Светлый фон

– Сарра!

Почему о ней вспомнил он, а не я? Я знал, где находится вольер, и бросился туда.

Стражи во дворце не было видно. Мы не встретили ни одного препятствия, миновали опустевшие посты, бросились к женскому флигелю. Там мы стали свидетелями странного зрелища: к крепостной стене привалились женщины и евнухи; все они были в полуобморочном состоянии. Вперемешку, охрипшие и оглохшие, позабыв, кто сторож, а кто пленник, они изумленно наблюдали крушение Башни.

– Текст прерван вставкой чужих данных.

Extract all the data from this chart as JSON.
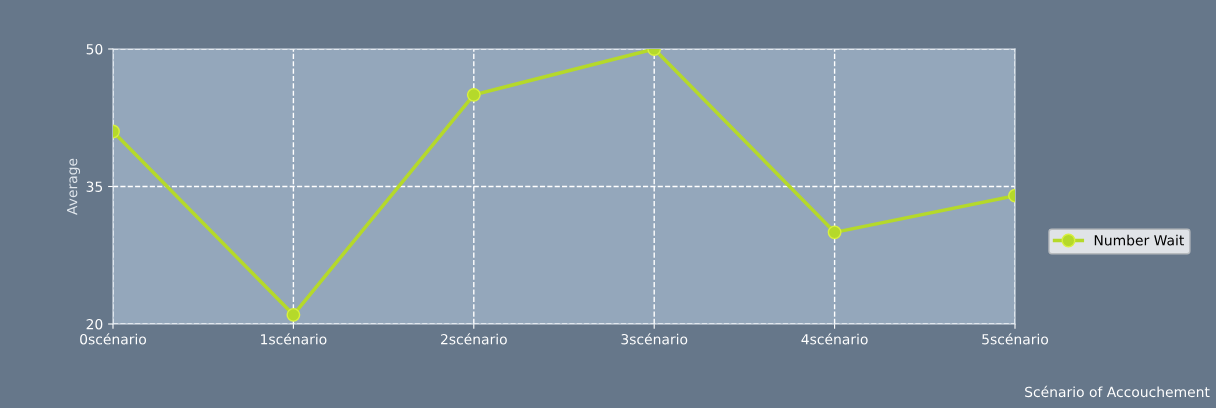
{
  "chart_data": {
    "type": "line",
    "ylabel": "Average",
    "xlabel": "Scénario of Accouchement",
    "categories": [
      "0scénario",
      "1scénario",
      "2scénario",
      "3scénario",
      "4scénario",
      "5scénario"
    ],
    "series": [
      {
        "name": "Number Wait",
        "color": "#b5d92a",
        "values": [
          41,
          21,
          45,
          50,
          30,
          34
        ]
      }
    ],
    "ylim": [
      20,
      50
    ],
    "yticks": [
      20,
      35,
      50
    ],
    "grid": true,
    "legend": "right",
    "marker": "circle",
    "line_style": "solid"
  }
}
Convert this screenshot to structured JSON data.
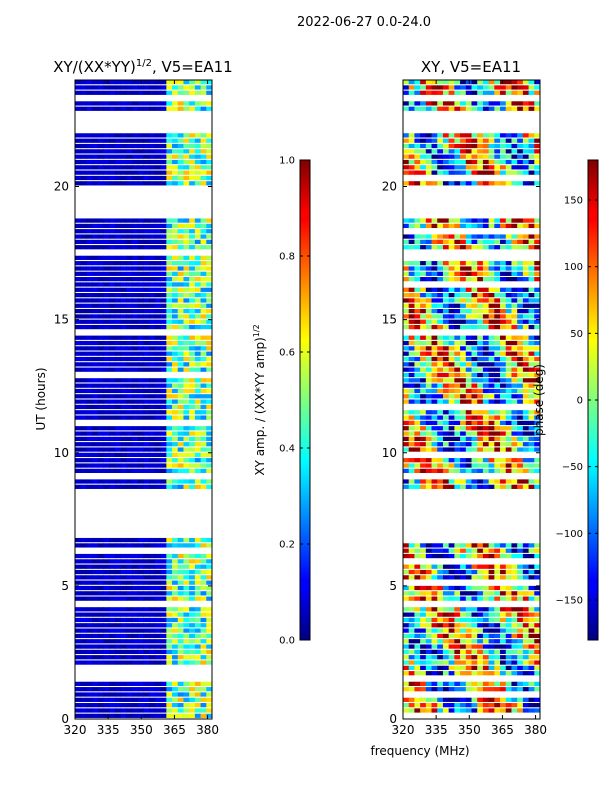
{
  "suptitle": "2022-06-27 0.0-24.0",
  "xlabel": "frequency (MHz)",
  "chart_data": [
    {
      "type": "heatmap",
      "title": "XY/(XX*YY)",
      "title_sup": "1/2",
      "title_suffix": ", V5=EA11",
      "ylabel": "UT (hours)",
      "xlim": [
        320,
        382
      ],
      "ylim": [
        0,
        24
      ],
      "xticks": [
        320,
        335,
        350,
        365,
        380
      ],
      "yticks": [
        0,
        5,
        10,
        15,
        20
      ],
      "colorbar": {
        "label": "XY amp. / (XX*YY amp)",
        "label_sup": "1/2",
        "range": [
          0.0,
          1.0
        ],
        "ticks": [
          0.0,
          0.2,
          0.4,
          0.6,
          0.8,
          1.0
        ],
        "tick_labels": [
          "0.0",
          "0.2",
          "0.4",
          "0.6",
          "0.8",
          "1.0"
        ],
        "colormap": "jet"
      },
      "gaps_hours": [
        [
          1.4,
          1.6
        ],
        [
          6.8,
          8.7
        ],
        [
          9.0,
          9.1
        ],
        [
          18.9,
          19.9
        ],
        [
          22.0,
          22.8
        ],
        [
          23.2,
          23.4
        ]
      ]
    },
    {
      "type": "heatmap",
      "title": "XY, V5=EA11",
      "xlim": [
        320,
        382
      ],
      "ylim": [
        0,
        24
      ],
      "xticks": [
        320,
        335,
        350,
        365,
        380
      ],
      "yticks": [
        0,
        5,
        10,
        15,
        20
      ],
      "colorbar": {
        "label": "phase (deg)",
        "range": [
          -180,
          180
        ],
        "ticks": [
          -150,
          -100,
          -50,
          0,
          50,
          100,
          150
        ],
        "tick_labels": [
          "−150",
          "−100",
          "−50",
          "0",
          "50",
          "100",
          "150"
        ],
        "colormap": "jet"
      },
      "gaps_hours": [
        [
          1.4,
          1.6
        ],
        [
          6.8,
          8.7
        ],
        [
          9.0,
          9.1
        ],
        [
          18.9,
          19.9
        ],
        [
          22.0,
          22.8
        ],
        [
          23.2,
          23.4
        ]
      ]
    }
  ]
}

Я кинулся к клетке для экзотических птиц. Нура, ютившаяся в углу, встала нам навстречу. Одним из острейших воспоминаний моей жизни стала радость, вспыхнувшая на ее лице: то было и счастье видеть нас живыми, и восторг оттого, что мы ради нее рискуем жизнью, и гордость нами, своими избранниками. Я пишу «нами», потому что в это мгновение я принимал, что Нура любит двоих мужчин. Моя мелочная, смешная ревность улетучилась.

Авраам вышиб решетку. Нура бросилась ему на шею. Я разорвал свой плащ и крикнул им:

– Быстрее, бегите!

На нас обрушивалось облако пыли, пепла и обломков. Рядом раздавались приглушенные плотным облаком частиц хрипы и вопли женщин и евнухов, которых накрыло раньше. Я протянул Нуре и Аврааму лоскуты ткани, мы обмотали ими головы, и тотчас все стало белым, невыносимо белым и плотным. Я продержался несколько мгновений, но дышать было все труднее, и в конце концов в этой молочно-белой мути я потерял сознание.

* * *

У апокалипсиса не должно быть завтра. Казалось, пусть уж смерть унесет всё. Окончательное небытие представлялось не столь жестоким, как небытие частичное.

Когда я очнулся, мир вокруг был бесформенным и бесцветным, но он подавал голос. Из-под завалов доносились жалобы. Кашель. Детский плач. Стоны раненых. Крики животных. В сухой дымке носилась печаль выживших.

Стоявшие неподалеку Сарра и Авраам тоже взирали на катастрофу. Бедствие еще длилось. В городе и на равнине там и сям вспыхивали красноватые очаги, то краткие всполохи, то настоящие костры – повсеместно занимались пожары. Если никто не станет их тушить, они охватят все вокруг. Значит, так тому и быть. Что не было разрушено и задушено, сгорит в огне. Мы были свидетелями начала конца. Боги затеяли генеральную уборку.

Перешагивая через тела женщин и евнухов, мы пересекли дворик женского флигеля. Погибли не все. Кто-то из умирающих подергивался, до нас доносились стоны и просьбы о помощи. Но приходилось оставаться безучастными, как ни трудно это равнодушие нам давалось. Мы не могли им помочь. Прежде всего нужно позаботиться о ближних. Когда разбрасываешься, не успеваешь ничего.